THE BLACK DAHLIA by James Ellroy

I looked down. Lee Blanchard was standing at the foot of the steps. His eyebrows were laced with stitches and his nose was flattened and purple. I laughed and said, “Getting there.”

Blanchard hooked his thumbs in his belt. “Wanta work Warrants with me?”

“What?”

“You heard me. Captain Harwell’s been calling to tell you, only you were fucking hibernating.”

I was tingling. “But I lost. Ellis Loew said–”

“Fuck what Ellis Loew said. Don’t you read the papers? The bond issue passed yesterday, probably because we gave the voters such a good show. Horrall told Loew that Johnny Vogel was out, that you were his man. You want the job?”

I walked down the steps and stuck out my hand. Blanchard shook it and winked.

So the partnership began.

CHAPTER FIVE

Central Division Warrants was on the sixth floor of City Hall, situated between the LAPD’s Homicide Bureau and the Criminal Division of the DA’s Office–a partitioned-off space with two desks facing each other, two file cabinets spilling folders and a map of the County of Los Angeles covering the window.

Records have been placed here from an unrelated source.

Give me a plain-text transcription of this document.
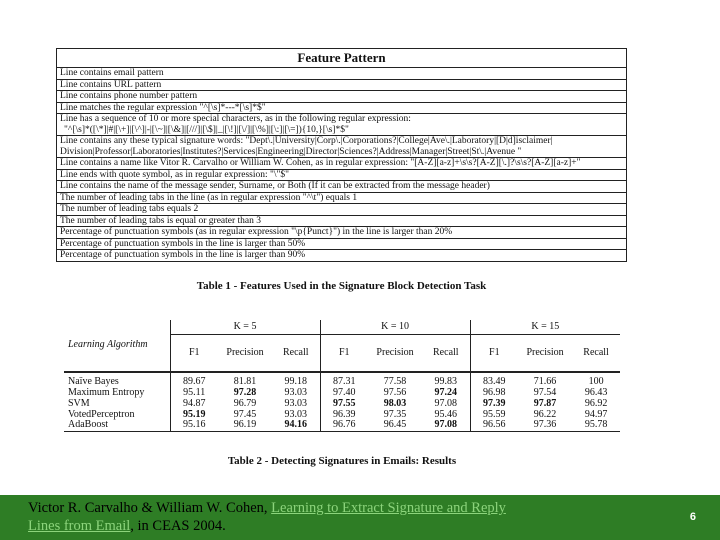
Feature Pattern
Line contains email pattern
Line contains URL pattern
Line contains phone number pattern
Line matches the regular expression "^[\s]*---*[\s]*$"

Line has a sequence of 10 or more special characters, as in the following regular expression:
"^[\s]*([\*]|#|[\+]|[\^]|-|[\~]|[\&]|[///]|[\$]|_|[\!]|[\/]|[\%]|[\:]|[\=]){10,}[\s]*$"

Line contains any these typical signature words: "Dept\.|University|Corp\.|Corporations?|College|Ave\.|Laboratory|[D|d]isclaimer|
Division|Professor|Laboratories|Institutes?|Services|Engineering|Director|Sciences?|Address|Manager|Street|St\.|Avenue "

Line contains a name like Vitor R. Carvalho or William W. Cohen, as in regular expression: "[A-Z][a-z]+\s\s?[A-Z][\.]?\s\s?[A-Z][a-z]+"
Line ends with quote symbol, as in regular expression: "\"$"
Line contains the name of the message sender, Surname, or Both (If it can be extracted from the message header)
The number of leading tabs in the line (as in regular expression "^\t") equals 1
The number of leading tabs equals 2
The number of leading tabs is equal or greater than 3
Percentage of punctuation symbols (as in regular expression "\p{Punct}") in the line is larger than 20%
Percentage of punctuation symbols in the line is larger than 50%
Percentage of punctuation symbols in the line is larger than 90%
Table 1 - Features Used in the Signature Block Detection Task
Learning Algorithm	K = 5			K = 10			K = 15		
	F1	Precision	Recall	F1	Precision	Recall	F1	Precision	Recall
Naïve Bayes	89.67	81.81	99.18	87.31	77.58	99.83	83.49	71.66	100
Maximum Entropy	95.11	97.28	93.03	97.40	97.56	97.24	96.98	97.54	96.43
SVM	94.87	96.79	93.03	97.55	98.03	97.08	97.39	97.87	96.92
VotedPerceptron	95.19	97.45	93.03	96.39	97.35	95.46	95.59	96.22	94.97
AdaBoost	95.16	96.19	94.16	96.76	96.45	97.08	96.56	97.36	95.78
Table 2 - Detecting Signatures in Emails: Results
Victor R. Carvalho & William W. Cohen, Learning to Extract Signature and Reply Lines from Email, in CEAS 2004.
6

There was a pebbled glass door lettered with DEPUTY DISTRICT ATTORNEY ELLIS LOEW separating the cubicle from the Warrants boss and DA Buron Fitts–his boss–and nothing separating it from the Homicide dicks’ bullpen, a huge room with rows of desks and corkboard walls hung with crime reports, wanted posters and miscellaneous memoranda. The more battered of the two desks in Warrants had a plate reading SERGEANT L.C. BLANCHARD. The desk facing it had to be mine, and I slumped into the chair picturing OFFICER D.W. BLEICHERT etched on wood next to the phone.

I was alone, the only one on the sixth floor. It was just after 7:00 A.M., and I had driven to my first day’s duty early, in order to savor my plainclothes debut. Captain Harwell had called to say that I was to report to my new assignment on Monday morning, November 17, at 8:00, and that the day would begin with attending the reading of the felony summary for the previous week, which was mandatory for all LAPD personnel and Criminal Division DA’s. Lee Blanchard and Ellis Loew would be briefing me on the job itself later, and after that it would be the pursuit of fugitive warrantees.

The sixth floor housed the Department’s elite divisions: Homicide, Administrative Vice, Robbery and Bunco, along with Central Warrants and the Central Detective Squad. It was the domain of specialist cops, cops with political juice and up-and-comers, and it was my home now. I was wearing my best sports jacket and slacks combo, my service revolver hung from a brand-new shoulder rig. Every man on the Force owed me for the 8 per cent pay raise that came with the passage of Proposition 5. My departmental juice was just starting. I felt ready for anything.

Except rehashing the fight. At 7:40 the bullpen started filling up with officers grumbling about hangovers, Monday mornings in general and Bucky Bleichert, dancemaster turned puncher, the new kid on the block. I stayed out of sight in the cubicle until I heard them filing into the hall. When the pen fell silent, I walked down to a door marked DETECTIVES’ MUSTER ROOM. Opening it, I got a standing ovation.

It was applause military style, the forty or so plainclothesmen standing by their chairs, clapping in unison. Looking toward the front of the room, I saw a blackboard with “8%!!!” chalked on it. Lee Blanchard was next to the board, standing beside a pale fat man with the air of high brass. I sighted in on Mr. Fire. He grinned, the fat man moved to a lectern and banged on it with his knuckles. The claps trailed off; the men sat down. I found a chair at the back of the room and settled into it; the fat man rapped the lectern a last time.

“Officer Bleichert, the men of Central Dicks, Homicide, Ad Vice, Bunco, et cetera,” he said. “You already know Sergeant Blanchard and Mr. Loew, and I’m Captain Jack Tierney. You and Lee are the white men of the hour, so I hope you enjoyed your ovation, because you won’t get another one until you retire.”